Fakta bahwa dia bahkan menanyakan hal ini kepada Cheol Jiseon berarti…
“Tapi bagaimana Anda bisa membantunya?”
Itu berarti Jang Seonyeon percaya dia bisa membunuhku dengan bantuan Cheol Jiseon.
Artinya, kekuatan Cheol Jiseon cukup berbahaya untuk memungkinkan hal itu terjadi.
“Dia tidak meminta saya untuk membunuhmu secara langsung…”
Cheol Jiseon memberikan jawaban yang berbeda untuk pertanyaan saya, tetapi perbedaannya tidak terlalu besar.
Bagi Jang Seonyeon, hasilnya akan sama.
Aku tahu kekuatan macam apa yang dimiliki Cheol Jiseon.
Saya telah mengalaminya sendiri dan mengamatinya dari kejauhan.

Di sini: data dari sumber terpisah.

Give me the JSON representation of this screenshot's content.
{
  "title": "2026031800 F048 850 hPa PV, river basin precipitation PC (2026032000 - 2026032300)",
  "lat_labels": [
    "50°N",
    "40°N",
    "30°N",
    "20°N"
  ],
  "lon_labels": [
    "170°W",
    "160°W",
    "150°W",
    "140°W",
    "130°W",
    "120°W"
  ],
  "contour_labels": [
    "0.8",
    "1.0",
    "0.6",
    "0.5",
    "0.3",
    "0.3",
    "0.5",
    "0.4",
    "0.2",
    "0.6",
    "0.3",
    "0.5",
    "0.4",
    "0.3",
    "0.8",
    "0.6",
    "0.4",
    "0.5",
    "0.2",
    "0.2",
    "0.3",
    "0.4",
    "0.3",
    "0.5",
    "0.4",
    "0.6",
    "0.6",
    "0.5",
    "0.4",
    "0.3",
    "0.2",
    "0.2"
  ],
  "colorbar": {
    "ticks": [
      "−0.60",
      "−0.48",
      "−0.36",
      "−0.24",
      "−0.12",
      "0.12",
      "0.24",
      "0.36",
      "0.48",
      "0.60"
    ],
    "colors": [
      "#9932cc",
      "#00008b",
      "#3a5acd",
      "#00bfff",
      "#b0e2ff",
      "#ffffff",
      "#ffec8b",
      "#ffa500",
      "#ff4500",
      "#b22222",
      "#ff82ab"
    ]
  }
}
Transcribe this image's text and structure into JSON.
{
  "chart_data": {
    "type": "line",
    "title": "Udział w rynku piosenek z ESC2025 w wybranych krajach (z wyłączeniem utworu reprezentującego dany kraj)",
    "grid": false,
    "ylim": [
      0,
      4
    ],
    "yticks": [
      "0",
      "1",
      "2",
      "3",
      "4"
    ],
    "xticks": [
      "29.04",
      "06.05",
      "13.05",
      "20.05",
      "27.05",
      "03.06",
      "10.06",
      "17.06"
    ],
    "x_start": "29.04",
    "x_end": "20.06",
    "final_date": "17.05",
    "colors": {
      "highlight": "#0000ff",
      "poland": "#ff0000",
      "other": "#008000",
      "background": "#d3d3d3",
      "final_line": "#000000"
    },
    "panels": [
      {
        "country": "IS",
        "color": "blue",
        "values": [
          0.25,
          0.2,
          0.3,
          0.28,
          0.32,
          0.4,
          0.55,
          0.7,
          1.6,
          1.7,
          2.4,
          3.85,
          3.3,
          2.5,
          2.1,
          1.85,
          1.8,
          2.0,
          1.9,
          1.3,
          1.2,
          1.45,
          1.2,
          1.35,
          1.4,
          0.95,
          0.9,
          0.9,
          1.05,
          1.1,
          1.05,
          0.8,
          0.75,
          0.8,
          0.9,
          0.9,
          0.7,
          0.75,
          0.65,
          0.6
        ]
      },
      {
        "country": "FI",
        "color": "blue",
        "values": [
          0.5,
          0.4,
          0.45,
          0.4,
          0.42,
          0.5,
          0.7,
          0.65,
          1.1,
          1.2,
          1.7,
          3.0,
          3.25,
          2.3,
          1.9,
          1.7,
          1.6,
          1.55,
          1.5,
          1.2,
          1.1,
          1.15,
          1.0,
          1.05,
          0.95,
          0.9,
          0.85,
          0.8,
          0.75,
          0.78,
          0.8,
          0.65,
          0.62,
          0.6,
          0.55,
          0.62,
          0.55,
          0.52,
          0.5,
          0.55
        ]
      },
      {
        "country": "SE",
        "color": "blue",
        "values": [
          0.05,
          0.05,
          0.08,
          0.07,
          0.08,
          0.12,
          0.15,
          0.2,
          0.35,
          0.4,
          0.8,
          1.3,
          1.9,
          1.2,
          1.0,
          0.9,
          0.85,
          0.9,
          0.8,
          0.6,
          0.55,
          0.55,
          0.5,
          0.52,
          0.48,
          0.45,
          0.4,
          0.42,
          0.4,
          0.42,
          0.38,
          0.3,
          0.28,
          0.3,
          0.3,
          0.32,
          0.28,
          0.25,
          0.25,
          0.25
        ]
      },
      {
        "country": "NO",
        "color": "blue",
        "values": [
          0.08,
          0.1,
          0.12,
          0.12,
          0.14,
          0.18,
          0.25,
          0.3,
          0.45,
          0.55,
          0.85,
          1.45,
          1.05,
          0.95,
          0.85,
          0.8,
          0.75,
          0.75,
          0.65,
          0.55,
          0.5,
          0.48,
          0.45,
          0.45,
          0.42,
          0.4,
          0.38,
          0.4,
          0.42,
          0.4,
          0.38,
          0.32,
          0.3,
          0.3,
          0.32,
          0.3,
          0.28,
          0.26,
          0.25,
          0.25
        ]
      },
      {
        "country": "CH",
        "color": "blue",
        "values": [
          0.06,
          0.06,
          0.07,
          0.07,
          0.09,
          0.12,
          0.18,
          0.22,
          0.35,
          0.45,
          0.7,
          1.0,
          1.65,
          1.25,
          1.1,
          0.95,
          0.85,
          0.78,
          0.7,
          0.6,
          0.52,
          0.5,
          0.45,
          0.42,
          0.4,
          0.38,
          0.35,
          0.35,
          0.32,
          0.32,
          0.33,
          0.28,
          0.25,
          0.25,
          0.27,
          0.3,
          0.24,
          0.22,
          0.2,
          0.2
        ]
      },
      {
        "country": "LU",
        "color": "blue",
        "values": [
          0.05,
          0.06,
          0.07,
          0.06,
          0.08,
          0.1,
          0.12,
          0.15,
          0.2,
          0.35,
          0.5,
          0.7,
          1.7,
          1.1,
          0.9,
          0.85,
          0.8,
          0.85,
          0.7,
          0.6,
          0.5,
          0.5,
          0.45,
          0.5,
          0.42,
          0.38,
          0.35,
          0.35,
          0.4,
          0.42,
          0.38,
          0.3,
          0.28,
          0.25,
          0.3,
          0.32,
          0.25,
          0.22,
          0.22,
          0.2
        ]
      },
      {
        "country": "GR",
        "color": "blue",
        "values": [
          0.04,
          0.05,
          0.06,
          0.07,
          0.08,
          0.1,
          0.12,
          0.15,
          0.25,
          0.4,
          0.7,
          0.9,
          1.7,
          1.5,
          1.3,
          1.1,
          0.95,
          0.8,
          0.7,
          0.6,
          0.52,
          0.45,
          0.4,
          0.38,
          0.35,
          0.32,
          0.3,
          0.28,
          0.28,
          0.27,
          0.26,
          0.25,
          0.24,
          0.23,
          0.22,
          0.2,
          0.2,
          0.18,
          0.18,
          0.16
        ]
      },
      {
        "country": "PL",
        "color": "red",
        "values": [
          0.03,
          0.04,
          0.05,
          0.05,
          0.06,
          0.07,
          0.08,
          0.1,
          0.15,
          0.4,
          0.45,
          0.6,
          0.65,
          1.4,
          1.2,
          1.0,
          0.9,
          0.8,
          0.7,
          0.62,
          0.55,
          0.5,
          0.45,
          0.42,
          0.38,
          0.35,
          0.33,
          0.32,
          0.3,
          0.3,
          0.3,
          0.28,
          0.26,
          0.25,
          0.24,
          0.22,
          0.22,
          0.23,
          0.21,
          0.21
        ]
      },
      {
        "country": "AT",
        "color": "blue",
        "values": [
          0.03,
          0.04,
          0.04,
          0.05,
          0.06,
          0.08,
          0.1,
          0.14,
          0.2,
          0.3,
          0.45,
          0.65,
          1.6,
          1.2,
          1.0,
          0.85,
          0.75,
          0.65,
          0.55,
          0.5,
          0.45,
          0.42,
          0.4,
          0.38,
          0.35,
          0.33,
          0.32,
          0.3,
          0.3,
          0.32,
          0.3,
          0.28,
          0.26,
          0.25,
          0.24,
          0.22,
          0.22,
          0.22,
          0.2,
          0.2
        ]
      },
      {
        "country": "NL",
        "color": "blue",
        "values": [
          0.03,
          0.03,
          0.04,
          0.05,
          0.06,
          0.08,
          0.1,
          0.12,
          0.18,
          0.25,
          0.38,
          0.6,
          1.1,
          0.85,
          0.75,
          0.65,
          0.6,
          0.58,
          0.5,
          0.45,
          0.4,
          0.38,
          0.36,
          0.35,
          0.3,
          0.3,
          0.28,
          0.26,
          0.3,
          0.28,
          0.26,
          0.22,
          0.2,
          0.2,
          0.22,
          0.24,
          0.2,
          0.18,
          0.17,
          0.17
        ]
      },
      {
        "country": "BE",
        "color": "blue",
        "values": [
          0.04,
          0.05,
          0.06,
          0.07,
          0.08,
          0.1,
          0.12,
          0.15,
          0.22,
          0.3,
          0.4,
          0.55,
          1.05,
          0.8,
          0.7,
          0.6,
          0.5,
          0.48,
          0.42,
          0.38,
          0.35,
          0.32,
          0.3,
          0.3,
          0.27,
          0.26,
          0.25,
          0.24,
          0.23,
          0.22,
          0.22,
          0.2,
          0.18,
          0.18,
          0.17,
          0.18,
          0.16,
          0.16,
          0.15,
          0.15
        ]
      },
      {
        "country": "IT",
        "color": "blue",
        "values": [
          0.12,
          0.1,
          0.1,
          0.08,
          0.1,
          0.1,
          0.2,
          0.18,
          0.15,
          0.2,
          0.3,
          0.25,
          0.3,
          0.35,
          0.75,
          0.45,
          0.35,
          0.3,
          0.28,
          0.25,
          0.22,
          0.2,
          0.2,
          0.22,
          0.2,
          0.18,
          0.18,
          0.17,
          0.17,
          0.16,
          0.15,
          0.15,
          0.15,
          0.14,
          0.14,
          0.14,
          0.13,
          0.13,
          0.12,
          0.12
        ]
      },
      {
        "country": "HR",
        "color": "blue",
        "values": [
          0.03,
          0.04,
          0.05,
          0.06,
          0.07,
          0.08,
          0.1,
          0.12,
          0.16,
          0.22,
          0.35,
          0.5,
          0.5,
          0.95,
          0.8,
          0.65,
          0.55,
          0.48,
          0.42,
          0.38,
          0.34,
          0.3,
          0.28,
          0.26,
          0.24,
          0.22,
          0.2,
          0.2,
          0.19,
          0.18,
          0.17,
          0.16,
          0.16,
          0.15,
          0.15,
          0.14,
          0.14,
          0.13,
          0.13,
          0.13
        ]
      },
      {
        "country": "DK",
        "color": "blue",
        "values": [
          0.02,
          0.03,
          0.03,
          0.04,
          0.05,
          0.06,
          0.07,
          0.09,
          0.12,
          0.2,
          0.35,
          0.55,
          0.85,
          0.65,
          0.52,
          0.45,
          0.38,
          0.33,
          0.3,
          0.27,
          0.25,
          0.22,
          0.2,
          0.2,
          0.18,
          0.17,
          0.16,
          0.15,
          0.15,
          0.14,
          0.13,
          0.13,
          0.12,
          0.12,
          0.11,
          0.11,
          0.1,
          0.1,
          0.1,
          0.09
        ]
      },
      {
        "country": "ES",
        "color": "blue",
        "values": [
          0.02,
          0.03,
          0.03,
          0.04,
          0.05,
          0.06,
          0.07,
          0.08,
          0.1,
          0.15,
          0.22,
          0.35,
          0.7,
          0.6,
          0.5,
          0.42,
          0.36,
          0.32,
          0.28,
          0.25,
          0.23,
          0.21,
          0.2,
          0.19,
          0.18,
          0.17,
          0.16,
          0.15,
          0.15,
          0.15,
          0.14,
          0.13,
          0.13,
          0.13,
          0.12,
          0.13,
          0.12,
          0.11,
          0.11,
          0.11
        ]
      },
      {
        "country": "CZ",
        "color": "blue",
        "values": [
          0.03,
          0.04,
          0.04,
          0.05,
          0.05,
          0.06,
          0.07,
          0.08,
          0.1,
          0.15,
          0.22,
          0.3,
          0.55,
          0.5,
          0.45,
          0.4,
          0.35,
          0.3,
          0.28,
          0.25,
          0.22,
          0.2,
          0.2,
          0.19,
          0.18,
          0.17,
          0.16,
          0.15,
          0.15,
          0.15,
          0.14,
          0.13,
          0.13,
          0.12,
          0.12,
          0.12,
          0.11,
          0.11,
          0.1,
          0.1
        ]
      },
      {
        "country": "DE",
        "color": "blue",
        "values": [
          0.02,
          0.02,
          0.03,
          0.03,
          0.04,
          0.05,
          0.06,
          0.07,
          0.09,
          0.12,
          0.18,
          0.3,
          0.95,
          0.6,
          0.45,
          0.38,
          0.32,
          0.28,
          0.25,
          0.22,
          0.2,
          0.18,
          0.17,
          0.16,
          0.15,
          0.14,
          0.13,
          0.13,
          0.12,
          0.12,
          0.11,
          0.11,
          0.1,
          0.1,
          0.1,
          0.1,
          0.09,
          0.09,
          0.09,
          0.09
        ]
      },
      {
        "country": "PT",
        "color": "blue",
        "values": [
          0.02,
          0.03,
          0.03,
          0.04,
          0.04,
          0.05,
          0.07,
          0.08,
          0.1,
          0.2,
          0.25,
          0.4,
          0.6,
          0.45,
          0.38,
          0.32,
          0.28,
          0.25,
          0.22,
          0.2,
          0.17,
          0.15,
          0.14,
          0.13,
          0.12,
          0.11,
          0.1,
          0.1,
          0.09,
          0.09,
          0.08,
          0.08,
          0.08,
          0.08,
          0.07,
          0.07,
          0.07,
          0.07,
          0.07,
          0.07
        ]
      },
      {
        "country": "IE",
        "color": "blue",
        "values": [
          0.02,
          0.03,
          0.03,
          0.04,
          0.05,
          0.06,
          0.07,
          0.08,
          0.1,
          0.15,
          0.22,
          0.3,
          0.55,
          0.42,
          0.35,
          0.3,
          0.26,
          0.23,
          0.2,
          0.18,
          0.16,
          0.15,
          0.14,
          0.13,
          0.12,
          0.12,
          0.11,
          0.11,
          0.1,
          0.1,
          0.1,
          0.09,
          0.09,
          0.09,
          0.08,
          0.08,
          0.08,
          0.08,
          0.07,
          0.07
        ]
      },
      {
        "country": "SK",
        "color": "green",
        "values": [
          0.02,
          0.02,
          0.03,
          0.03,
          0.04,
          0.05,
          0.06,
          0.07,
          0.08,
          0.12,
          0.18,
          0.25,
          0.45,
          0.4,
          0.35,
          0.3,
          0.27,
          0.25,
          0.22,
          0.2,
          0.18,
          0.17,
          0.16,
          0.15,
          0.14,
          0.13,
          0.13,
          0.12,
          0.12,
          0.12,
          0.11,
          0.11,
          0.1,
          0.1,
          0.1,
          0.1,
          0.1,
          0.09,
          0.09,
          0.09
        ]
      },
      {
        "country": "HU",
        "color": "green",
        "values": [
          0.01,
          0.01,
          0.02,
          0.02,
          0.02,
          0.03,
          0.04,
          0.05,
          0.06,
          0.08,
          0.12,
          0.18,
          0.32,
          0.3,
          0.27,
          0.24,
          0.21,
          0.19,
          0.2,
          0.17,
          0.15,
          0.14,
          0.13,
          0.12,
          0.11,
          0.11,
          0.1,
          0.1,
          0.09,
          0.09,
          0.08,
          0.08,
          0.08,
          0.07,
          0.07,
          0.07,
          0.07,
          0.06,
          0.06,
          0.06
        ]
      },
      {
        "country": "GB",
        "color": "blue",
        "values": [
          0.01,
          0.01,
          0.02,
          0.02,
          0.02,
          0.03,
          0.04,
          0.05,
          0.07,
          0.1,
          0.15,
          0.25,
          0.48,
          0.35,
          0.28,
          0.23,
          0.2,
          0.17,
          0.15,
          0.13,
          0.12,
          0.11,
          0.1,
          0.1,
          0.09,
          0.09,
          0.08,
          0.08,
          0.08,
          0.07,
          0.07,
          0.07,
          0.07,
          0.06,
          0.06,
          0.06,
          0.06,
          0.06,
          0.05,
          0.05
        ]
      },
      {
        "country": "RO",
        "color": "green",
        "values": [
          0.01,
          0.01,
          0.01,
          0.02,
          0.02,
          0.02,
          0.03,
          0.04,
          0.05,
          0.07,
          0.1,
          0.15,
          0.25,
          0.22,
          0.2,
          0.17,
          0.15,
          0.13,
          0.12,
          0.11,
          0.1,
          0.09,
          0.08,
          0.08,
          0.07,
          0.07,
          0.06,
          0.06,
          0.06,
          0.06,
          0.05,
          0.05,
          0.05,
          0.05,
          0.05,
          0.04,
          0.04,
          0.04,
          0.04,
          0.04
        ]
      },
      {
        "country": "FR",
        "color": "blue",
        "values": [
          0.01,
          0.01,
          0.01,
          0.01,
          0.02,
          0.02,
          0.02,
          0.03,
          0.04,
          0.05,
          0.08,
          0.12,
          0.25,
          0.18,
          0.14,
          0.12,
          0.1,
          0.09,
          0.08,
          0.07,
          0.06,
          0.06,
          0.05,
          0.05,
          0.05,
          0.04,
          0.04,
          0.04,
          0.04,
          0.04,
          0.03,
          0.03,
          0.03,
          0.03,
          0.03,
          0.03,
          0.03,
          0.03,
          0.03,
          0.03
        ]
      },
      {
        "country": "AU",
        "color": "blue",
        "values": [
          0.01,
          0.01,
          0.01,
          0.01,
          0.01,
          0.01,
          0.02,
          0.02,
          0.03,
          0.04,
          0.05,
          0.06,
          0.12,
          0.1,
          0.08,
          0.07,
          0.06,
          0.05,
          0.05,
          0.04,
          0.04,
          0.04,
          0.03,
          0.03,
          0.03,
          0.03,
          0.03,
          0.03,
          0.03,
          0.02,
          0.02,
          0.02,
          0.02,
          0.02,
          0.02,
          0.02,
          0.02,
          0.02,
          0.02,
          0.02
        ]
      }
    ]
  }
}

“Jadi, kamu punya kekuatan sebesar itu sampai mampu melakukan hal seperti itu?”
“…”
“Apa itu?”
Saya bertanya, padahal saya sudah tahu jawabannya.
Saya penasaran apakah Cheol Jiseon akan menjawab dengan jujur.
Tapi bagaimana jika Cheol Jiseon benar-benar memberitahuku tentang kekuatannya?
Kalau begitu, saya tidak tahu. Saya harus memikirkannya nanti.
“Eh…”
Jari-jarinya bergerak gelisah.
Aku tidak yakin apa yang sedang dia lakukan, jadi aku terus mengamati.
“SAYA…”
Cheol Jiseon berpikir lama sekali.
Namun, saya mampu menunggunya.
Jika dia benar-benar mengatakannya padaku, keheningan ini akan sepadan.
Akhirnya, Cheol Jiseon mengepalkan tinjunya dan berbicara.
“…Aku mampu membuka gerbang menuju Jurang Maut.”
Itulah jawaban yang selama ini saya harapkan.